Each EFLX IP core has an extra top-layer of interconnect which allows one core to connect automatically to surrounding neighbors to make a large array up to NxN.
EFLX-100 arrays up to 5x5 or 3,000 LUTs (there are actually 120 LUTs in an EFLX-100).
EFLX-2.5K takes over at 2500 LUTs and arrays up to 122.5K LUTs.
An array can be all-logic or all-DSP or any mix of the two types of cores, like so:
It is also possible to embed large amounts of RAM in the embedded array. Flex Logix does this by using standard RAM compilers to generate any kind of RAM that the customer requests (single port, dual port; ECC/parity/none; as much as wanted) and positions the RAM between the cores. The RAM is part of a single EFLX array.
Using the above approach allows a few IP cores to generate an almost limitless variety of embedded FPGA arrays to suit any customer requirement.
Inside an Embedded FPGA: Proving the Building Blocks in Silicon
Flex Logix builds validation chips to prove out the IP cores in silicon. Below is an example in TSMC 40ULP.

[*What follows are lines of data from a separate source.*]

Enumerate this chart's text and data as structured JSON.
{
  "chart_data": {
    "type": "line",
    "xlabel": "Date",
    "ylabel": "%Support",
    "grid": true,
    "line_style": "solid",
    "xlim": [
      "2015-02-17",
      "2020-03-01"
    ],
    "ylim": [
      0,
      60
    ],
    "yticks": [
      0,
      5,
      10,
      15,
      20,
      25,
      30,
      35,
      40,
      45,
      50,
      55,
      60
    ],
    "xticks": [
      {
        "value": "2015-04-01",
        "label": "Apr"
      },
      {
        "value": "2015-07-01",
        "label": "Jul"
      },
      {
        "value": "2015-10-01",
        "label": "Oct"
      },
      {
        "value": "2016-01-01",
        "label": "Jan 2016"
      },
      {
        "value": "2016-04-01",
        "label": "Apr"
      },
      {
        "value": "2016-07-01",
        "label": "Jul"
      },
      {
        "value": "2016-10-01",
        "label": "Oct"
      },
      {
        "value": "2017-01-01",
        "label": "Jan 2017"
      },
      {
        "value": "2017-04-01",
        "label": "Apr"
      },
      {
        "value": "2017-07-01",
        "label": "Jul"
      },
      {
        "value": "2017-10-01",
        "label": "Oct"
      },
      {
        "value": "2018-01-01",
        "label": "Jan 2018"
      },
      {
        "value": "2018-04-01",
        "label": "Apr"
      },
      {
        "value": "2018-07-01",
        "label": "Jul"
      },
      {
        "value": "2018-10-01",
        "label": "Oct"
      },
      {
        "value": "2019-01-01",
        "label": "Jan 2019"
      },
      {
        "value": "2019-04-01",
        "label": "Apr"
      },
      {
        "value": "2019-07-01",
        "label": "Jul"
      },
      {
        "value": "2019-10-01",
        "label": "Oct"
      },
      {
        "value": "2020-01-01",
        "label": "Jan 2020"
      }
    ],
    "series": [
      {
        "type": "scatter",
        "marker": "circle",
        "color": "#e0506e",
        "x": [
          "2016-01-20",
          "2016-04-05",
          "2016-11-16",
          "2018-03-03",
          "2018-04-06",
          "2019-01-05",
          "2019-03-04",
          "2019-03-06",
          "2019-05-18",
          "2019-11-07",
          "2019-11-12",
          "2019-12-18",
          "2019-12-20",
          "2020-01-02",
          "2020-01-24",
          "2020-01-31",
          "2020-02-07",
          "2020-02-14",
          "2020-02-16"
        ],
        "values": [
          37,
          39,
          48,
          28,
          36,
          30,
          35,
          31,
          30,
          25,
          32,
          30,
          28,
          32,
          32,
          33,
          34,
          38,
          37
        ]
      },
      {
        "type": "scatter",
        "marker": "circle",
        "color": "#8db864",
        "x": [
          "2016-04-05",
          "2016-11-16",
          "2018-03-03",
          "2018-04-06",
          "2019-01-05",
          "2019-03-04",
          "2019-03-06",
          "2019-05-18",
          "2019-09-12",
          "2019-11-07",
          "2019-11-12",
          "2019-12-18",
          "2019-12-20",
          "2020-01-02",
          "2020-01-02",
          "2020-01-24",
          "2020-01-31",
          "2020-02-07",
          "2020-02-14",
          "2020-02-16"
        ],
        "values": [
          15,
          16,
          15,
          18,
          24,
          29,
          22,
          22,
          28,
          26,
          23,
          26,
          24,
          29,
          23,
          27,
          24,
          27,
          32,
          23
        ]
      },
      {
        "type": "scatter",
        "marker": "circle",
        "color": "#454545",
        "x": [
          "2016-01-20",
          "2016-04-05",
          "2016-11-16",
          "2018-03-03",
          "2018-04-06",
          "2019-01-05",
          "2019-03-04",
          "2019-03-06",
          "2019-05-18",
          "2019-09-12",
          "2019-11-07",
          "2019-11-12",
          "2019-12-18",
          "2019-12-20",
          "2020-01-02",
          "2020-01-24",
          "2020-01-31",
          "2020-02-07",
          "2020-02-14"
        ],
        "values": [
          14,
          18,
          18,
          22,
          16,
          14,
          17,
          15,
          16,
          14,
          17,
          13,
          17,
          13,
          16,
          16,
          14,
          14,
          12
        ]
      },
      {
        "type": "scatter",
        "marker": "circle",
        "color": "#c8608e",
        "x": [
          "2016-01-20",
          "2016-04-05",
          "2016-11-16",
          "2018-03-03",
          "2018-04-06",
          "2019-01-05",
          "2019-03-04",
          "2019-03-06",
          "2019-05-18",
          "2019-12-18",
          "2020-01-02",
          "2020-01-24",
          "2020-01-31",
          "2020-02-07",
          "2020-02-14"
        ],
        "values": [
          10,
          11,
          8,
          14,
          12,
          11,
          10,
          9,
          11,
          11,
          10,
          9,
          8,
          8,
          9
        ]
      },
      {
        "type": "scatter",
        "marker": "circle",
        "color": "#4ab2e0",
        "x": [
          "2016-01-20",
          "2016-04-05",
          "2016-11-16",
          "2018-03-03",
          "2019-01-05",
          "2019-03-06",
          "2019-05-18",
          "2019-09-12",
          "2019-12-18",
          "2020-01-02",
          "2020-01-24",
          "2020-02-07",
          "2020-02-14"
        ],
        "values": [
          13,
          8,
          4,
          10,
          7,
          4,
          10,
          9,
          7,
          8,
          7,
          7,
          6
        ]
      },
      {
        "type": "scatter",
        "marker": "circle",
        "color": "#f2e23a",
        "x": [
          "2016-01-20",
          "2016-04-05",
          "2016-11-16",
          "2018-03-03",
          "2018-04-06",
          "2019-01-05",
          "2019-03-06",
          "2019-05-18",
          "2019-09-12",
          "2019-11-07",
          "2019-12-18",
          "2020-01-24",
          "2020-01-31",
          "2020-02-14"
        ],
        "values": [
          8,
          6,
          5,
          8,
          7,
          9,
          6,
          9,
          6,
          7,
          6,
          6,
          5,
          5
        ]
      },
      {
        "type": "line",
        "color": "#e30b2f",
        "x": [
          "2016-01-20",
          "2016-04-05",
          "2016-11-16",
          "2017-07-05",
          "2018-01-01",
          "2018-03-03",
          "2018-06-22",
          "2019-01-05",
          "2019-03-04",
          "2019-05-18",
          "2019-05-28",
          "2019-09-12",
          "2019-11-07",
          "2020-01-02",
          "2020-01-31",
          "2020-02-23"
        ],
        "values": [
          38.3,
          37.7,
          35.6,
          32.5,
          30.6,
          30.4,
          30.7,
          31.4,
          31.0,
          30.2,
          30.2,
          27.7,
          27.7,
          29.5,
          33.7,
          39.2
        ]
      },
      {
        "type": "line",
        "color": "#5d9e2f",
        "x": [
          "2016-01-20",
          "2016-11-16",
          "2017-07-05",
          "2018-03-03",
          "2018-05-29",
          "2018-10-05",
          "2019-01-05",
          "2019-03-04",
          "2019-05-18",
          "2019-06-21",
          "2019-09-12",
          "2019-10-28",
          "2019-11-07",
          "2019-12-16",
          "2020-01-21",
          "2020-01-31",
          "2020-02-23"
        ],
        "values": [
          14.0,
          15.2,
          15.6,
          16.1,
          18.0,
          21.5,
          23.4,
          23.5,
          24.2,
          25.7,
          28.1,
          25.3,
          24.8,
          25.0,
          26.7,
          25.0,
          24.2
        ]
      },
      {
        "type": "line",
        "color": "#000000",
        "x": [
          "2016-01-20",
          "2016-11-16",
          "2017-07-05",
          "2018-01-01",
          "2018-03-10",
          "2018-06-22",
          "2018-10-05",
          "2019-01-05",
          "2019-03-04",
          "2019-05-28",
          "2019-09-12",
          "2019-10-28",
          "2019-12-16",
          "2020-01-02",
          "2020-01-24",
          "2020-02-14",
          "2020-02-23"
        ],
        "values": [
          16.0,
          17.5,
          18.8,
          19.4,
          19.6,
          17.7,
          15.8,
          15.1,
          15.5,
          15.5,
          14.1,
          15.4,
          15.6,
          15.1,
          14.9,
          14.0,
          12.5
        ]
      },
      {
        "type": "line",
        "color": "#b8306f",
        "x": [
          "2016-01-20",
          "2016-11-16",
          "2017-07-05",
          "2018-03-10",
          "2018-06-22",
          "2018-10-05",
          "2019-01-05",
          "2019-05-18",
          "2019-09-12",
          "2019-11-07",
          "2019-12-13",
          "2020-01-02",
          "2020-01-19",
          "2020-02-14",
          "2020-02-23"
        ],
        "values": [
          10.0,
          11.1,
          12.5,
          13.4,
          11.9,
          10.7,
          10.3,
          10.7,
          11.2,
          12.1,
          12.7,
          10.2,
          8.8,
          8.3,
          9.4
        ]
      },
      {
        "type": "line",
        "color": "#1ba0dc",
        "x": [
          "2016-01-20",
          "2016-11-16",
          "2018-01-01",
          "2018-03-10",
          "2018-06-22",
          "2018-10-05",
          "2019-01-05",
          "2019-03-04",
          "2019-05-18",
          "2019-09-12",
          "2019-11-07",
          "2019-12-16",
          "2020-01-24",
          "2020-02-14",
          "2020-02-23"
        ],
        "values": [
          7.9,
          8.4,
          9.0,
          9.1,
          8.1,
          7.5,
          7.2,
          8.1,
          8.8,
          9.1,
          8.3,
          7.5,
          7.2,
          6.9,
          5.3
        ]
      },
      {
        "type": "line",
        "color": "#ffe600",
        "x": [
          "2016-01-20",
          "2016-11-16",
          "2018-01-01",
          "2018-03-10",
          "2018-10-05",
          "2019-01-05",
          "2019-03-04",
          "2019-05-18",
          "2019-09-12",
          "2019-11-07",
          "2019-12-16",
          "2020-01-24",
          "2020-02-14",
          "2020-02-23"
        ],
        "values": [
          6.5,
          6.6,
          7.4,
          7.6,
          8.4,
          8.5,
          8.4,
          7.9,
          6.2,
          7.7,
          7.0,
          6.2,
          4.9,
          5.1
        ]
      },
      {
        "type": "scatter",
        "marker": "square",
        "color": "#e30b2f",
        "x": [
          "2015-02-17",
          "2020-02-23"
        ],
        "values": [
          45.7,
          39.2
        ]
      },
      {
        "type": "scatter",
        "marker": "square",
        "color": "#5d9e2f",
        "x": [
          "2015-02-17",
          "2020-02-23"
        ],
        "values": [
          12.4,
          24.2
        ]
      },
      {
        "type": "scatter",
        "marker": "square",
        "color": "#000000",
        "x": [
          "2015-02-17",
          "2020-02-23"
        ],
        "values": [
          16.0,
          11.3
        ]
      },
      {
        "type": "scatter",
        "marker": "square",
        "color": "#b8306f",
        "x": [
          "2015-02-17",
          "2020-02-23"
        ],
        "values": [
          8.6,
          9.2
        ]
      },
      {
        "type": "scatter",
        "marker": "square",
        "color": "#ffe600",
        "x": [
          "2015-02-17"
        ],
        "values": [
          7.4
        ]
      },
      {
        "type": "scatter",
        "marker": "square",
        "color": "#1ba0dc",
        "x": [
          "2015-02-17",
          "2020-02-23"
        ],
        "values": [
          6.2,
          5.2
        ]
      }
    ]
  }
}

In that process, there are a wide range of VT (voltage threshold mask) combinations that customers use and Flex Logix designed the EFLX array to be compatible with all the possible combinations. So the validation chip has five arrays: one large array (4x4) in the most requested VT combination and four 2x2 arrays in the other four sizes.
Since the EFLX arrays in 40nm can operate up to 300MHz, and GPIO is only reliable to ~150MHz, there is an on-chip PLL to generate very fast, precise clocks for testing performance, and there is SRAM to enable banks of “test vectors” to be loaded up then run at full speed with results output to another bank. This gives a “tester on a chip” so that full speed operation can be verified at above GPIO speeds. There are also monitors for temperature/voltage to ensure tests are done at the targeted, worst case conditions.
Embedded FPGA will change the way chips and SoCs are designed in the future. Designers no longer need to be locked into a project and forced to spend millions of dollars to change RTL if they need to. Companies also no longer have to risk missing their schedules when RTL needs to be updated. With embedded FPGA, the chip design process just got a whole lot easier and a whole lot cheaper.